If an NHST is performed on a weakly supported hypothesis, consider the use of stricter significance levels, as this will reduce the risk of producing false positive findings. The choice of significant level should, apart from the prior evidence, take several factors in account, including the number of tests performed, the size of the study population, and on the consequences on any the conclusions of the test. A significance level of 0.005 or 0.001 has been advised for classical hypothesis tests to produce robust and reproducible results.33 Fewer type 1 errors, however, come at the expense of more type 2 errors, that is, failing to demonstrate an existing association or effect. This often seems to be a sensible price to pay, as false positive findings presumably may have more detrimental consequences than false negative ones. Furthermore, increasing the sample size may decrease the risk of unnecessary type 2 errors.
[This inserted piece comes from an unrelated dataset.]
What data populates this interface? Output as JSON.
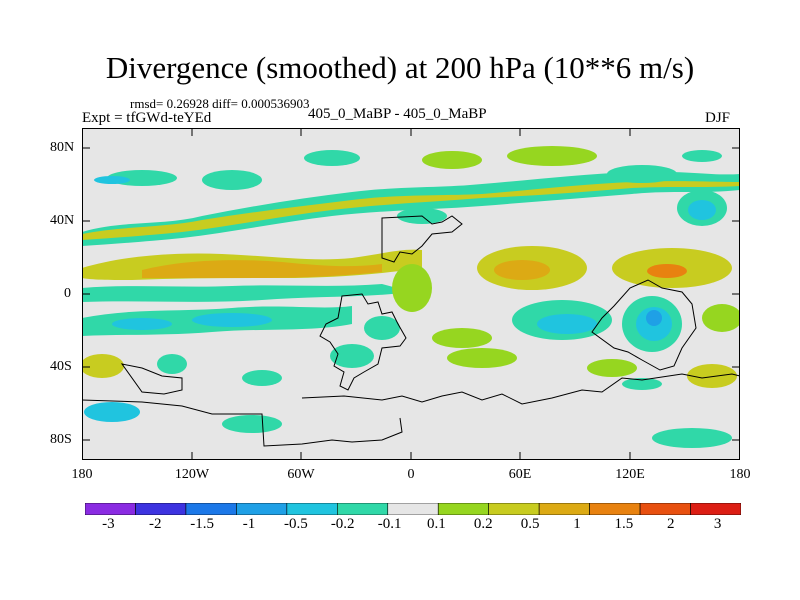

If using an NHST on a weakly supported hypothesis using conventional significance levels, this should be acknowledged as a methodological study weakness. Positive findings from such an analyses should be viewed as tentative until the results are replicated and/or the hypothesis gains more empirical evidence supporting it as being likely to be true.
4. SUMMARY
All hypotheses are not created equal, and this is not formally considered by NHST method. Using the NHST procedure on hypotheses with poor theoretical and empirical support increases the risk of producing false positive findings that is evidence of the untrue. This has to be acknowledged when choosing methods for statistical inference as well as in the interpretation and reporting of the findings.
FINANCIAL SUPPORT
None
COMPETING INTERESTS
The author declare having no competing interests.
ACKNOWLEDGEMENT
The author is grateful to biostatistician Ronnie Pingel for valuable reflections on the manuscript.